Pertemuan dimulai dengan menonton film dokumenter tentang Bioskop Sovia yang dialihfungsikan menjadi wahana rumah hantu yang berjudul ‘Short Tour for Groy’ karya Albert. Bioskop Savoy atau yang sekarang lebih dikenal dengan bioskop Sovia masih tetap digunakan, cuma dengan pengalaman sinema yang berbeda. Ada juga beberapa film dokumenter pada proyek seni simpang susun lainnya. Dengan latar belakang daerah berbeda dan gaya presentasi film dengan ciri khas masing-masing movie maker. Mereka membuat film dokumenter singkat tentang ingatan masa kolonial yang dihadirkan pada masa sekarang.
Selanjutnya Rifandi menjelaskan bahwa memandang arsip bisa dibagi dalam bentuk alam ingatan dan situs ingatan. Alam ingatan ialah suatu yang didapat dengan pengalaman, penanda, alam sekitar, cerita, lagu, dll. Memiliki sifat yang personal, partikular, dinamis, mendalam, dan subjektif. Sementara situs ingatan bisa didapat dari dokumen, foto, film, monument, arsitektur, cagar budaya, dll. Memiliki sifat yang berbeda dari alam ingatan, yakni bersifat ; universal, general, statis, dangkal, dan objektif.
Partisipan kemudian diminta menuliskan dan menggambarkan alam ingatan tentang ruang yang paling berkesan. Rifandi memberikan waktu sekitar 15 menit untuk para partisipan menggambarkan dan menuliskan penggalaman paling berkesan tentang ruang yang masih diingat. Masing-masing partisipan menjabarkan alam ingatannya, ada yang menyampaikan pengalaman masa kecil, puisi tentang kota, kenangan tentang bangunan lama, kuliner, monument, dll.

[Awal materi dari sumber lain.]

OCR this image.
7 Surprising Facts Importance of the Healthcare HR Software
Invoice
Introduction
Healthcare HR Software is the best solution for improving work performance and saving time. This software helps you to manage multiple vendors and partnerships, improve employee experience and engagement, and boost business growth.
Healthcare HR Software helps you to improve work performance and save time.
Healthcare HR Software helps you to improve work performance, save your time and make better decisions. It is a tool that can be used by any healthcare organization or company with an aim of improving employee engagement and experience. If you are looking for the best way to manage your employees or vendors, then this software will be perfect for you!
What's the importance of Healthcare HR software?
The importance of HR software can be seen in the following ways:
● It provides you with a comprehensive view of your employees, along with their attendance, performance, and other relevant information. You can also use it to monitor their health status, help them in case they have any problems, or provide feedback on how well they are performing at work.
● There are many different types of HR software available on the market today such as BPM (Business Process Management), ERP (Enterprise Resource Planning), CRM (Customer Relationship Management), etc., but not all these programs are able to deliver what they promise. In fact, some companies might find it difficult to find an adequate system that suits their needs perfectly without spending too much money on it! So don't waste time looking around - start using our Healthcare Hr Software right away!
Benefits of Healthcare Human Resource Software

Sesi pertama dimulai dari Eka Dalanta – komunitas Ngobrol Buku, Medan yang memulai cerita dengan berpantun “cina loleng makan kaleng, enggak habis kena tempeleng”. Pantun-pantun masa kecil yang ketika dilagukan tidak bikin baper dulunya, menunjukkan betapa beragamnya etnis di sebuah kecamatan di masa kolonial yang merupakan area perkebunan tembakau Deli. Mengenai desa Pancur Batu di Kab. Deli nama lamanya adalah Armhenia. Keberadaan perkebunan tembakau membuat banyaknya masuk tenaga kerja dari luar kota sehingga menimbulkan banyaknya etnis di desa Pancur Batu. Sebut saja etnis cina dan india/keling, yang membuat Pancur Batu menjadi multi etnis. Sementara dalam melakukan komunikasi dan transaksi, mereka tetap menggunakan bahasa Karo.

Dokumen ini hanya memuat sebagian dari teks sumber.